As each truck prepared to make a right hand turn onto Davis Street they rolled past a giant inflatable rat that overlooks the construction site. The rat has been on the corner every day for three weeks—put there by union representatives who are angry with developer Jerry Wolkoff, who they say went back on a promise to use union labor.

In a deal brokered by City Councilman Jimmy Van Bramer (D-Sunnyside), Wolkoff agreed to several major givebacks in order to secure the special permit. He agreed to increase affordable units from 75 to 210 and he committed to building and staffing the building with 100 percent union workers.

“He scored variances that allowed him to build five times bigger than the zoning law allows with the promise he’d use the unions to build here,” Michael Donnelly, a council representative with the Council of Carpenters, said. “There are none, zero, union workers on this site except for the Teamsters delivering the cement. Jerry Wolkoff is not a man of his word. This is an absolute s**t show down here.”

Gary LaBarbera, the president of the Building and Construction Trades Council of Greater New York, agreed.

“We offered him a Project Labor Agreement and he didn’t want to sign it, he thought he could do better without an agreement,” LaBarbera said. “But we shook hands and he gave me his word. He committed that it would be a union job. Obviously his word means nothing.”

Wolkoff said he would never sign a PLA because it would increase the cost of the project by $30 million to $40 million.

“Look, I’ve got nothing against the unions, believe me, but it has to make sense. I have to be able to build at an affordable cost,” Wolkoff said. “I wouldn’t sign a PLA that would let them tell me who to hire and who to fire. In this game you’ve got a few chiefs and a lot of Indians when it comes to the unions. Say you’ve got a job for 40 workers and they’ll bring eight supervisors just to watch them. It gets silly and remember, I’ve got to build all those extra affordable units.”

LaBarbera said Wolkoff opted to use lower-waged non-union workers who have no training and work in unsafe conditions.

“He’s clearly an irresponsible developer,” LaBarbera said.

Wolkoff disagreed.

“Untrained, you think I’d use untrained workers? That’s nuts.
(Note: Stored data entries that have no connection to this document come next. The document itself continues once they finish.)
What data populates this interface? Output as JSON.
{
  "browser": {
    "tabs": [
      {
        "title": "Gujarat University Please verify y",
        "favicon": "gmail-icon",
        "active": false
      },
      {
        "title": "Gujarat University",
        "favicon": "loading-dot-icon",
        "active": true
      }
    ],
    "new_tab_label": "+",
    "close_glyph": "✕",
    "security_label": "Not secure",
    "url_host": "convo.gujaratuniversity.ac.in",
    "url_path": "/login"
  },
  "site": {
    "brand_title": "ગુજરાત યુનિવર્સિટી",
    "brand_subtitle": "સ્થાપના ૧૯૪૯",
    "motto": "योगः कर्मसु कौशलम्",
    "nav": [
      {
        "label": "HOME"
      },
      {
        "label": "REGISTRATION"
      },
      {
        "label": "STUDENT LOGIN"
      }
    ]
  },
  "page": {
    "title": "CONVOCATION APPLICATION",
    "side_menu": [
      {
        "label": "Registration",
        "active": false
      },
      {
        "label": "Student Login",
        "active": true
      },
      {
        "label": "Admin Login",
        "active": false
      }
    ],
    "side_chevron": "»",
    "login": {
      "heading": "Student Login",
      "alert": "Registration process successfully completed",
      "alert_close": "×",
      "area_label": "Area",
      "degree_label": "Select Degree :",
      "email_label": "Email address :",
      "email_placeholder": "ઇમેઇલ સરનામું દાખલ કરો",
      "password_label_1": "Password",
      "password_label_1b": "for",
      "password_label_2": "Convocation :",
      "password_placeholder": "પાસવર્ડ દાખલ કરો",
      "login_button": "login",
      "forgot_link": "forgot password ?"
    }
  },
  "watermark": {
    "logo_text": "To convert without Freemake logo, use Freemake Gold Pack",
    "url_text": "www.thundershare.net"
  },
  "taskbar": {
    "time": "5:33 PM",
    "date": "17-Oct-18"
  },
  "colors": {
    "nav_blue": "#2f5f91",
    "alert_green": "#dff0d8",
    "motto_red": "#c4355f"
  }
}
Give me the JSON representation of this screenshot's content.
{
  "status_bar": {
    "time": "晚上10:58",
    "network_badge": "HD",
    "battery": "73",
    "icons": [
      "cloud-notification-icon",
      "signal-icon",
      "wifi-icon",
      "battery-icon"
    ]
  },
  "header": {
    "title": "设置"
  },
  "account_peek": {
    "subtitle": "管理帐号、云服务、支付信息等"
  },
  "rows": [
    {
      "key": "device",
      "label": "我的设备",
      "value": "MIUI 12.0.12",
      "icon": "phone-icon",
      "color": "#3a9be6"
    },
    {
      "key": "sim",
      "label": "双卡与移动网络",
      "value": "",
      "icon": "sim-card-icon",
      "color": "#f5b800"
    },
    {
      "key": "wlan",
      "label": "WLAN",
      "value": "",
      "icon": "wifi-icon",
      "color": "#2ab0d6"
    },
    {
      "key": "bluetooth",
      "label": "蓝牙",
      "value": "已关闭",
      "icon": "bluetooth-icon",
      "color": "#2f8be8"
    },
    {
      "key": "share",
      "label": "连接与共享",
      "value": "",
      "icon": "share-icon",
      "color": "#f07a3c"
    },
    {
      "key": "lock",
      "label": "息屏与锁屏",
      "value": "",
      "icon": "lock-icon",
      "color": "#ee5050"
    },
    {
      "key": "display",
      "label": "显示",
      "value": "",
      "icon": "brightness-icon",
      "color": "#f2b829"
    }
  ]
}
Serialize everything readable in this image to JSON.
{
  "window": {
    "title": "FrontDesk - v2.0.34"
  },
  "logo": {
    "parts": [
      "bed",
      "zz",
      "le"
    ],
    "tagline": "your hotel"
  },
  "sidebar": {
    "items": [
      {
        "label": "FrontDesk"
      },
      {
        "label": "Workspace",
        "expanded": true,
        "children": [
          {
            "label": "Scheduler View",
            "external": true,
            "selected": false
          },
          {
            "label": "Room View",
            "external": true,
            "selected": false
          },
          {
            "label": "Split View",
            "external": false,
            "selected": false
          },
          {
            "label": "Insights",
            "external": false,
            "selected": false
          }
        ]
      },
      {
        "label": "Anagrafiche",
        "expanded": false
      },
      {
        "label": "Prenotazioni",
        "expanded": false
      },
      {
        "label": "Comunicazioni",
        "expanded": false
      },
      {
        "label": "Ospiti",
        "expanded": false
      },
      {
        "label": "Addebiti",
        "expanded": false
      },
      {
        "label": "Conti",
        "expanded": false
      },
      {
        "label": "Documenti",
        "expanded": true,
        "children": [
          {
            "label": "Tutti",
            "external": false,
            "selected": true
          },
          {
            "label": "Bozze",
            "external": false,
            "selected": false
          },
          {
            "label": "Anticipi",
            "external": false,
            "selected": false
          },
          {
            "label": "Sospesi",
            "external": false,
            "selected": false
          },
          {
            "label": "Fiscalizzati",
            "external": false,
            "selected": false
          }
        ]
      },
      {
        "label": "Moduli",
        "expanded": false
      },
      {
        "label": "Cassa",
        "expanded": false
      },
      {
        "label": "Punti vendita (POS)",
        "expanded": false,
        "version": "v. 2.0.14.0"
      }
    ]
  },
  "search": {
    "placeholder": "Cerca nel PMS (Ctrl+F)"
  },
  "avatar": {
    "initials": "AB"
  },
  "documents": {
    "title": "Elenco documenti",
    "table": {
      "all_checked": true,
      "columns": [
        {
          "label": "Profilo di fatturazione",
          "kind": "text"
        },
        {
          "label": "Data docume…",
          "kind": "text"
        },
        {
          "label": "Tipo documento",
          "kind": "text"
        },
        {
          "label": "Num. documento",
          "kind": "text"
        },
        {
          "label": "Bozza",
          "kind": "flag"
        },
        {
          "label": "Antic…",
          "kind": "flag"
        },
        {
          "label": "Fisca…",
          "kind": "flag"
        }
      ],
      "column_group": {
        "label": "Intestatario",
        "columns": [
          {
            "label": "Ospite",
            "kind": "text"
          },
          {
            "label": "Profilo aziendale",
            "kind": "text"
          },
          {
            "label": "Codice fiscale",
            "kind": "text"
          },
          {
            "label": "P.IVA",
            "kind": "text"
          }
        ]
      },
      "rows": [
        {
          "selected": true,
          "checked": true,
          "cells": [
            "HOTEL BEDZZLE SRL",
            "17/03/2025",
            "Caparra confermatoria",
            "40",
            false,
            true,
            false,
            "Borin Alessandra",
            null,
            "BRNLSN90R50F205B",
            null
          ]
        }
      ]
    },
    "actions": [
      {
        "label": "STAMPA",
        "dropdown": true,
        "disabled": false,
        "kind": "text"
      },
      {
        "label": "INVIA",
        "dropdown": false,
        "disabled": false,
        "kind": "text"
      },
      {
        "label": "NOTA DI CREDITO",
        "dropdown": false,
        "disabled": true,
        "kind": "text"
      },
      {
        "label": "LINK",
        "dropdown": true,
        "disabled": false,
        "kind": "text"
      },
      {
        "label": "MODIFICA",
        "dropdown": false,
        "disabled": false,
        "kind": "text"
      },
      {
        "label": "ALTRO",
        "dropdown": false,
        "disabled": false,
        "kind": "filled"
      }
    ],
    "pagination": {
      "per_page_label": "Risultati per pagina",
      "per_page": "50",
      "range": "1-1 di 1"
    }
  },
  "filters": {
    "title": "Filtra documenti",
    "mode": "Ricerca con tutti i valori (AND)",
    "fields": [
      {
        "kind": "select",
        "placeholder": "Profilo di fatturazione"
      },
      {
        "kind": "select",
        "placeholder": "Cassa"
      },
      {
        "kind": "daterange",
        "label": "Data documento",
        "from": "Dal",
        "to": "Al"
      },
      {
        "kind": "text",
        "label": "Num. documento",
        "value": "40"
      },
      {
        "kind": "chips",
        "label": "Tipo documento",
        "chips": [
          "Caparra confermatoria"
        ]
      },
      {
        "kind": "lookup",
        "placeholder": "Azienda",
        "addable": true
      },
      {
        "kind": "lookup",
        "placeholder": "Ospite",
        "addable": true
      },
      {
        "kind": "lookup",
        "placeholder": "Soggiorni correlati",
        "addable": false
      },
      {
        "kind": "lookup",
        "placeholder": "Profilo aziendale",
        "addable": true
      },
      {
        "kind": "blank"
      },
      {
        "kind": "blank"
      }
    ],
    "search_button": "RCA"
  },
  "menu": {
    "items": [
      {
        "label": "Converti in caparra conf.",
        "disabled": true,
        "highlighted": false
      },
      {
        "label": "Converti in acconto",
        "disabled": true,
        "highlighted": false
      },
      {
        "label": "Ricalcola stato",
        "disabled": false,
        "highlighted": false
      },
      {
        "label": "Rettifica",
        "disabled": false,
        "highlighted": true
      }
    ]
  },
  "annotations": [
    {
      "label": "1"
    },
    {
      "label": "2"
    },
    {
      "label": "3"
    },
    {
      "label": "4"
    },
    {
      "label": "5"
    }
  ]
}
These are good workers,” Wolkoff said, “Look, I’m not against Gary, he’s a terrific guy, but he works for those unions. What else is he going to say? Look, this is the world we live in now and they’ve got to rethink the way things are done. You can’t do things the way you did them 20 or 30 years ago.”

Van Bramer is attempting to bring Wolkoff and LaBarbera together.

“I’m proud to have been raised in a union household. My father was union. My mother was union. My stepfather was union. So it should come as no surprise that I support labor and working men and women,” Van Bramer said. “I have been made aware of issues at this site which concern me. I’ve been asked to help to try and bring all sides together in an attempt to address these issues. This is something I’m actively working on. I will continue to fight for working men and women, and jobs that offer good pay, a wide array of benefits, solid training and safe working conditions.”

The developer is going ahead with his project despite Van Bramer’s intervention.

“He’s a good guy but he’s caught in the middle here,” Wolkoff said. “He’s really gung-ho on the unions and it just gets a bit silly.”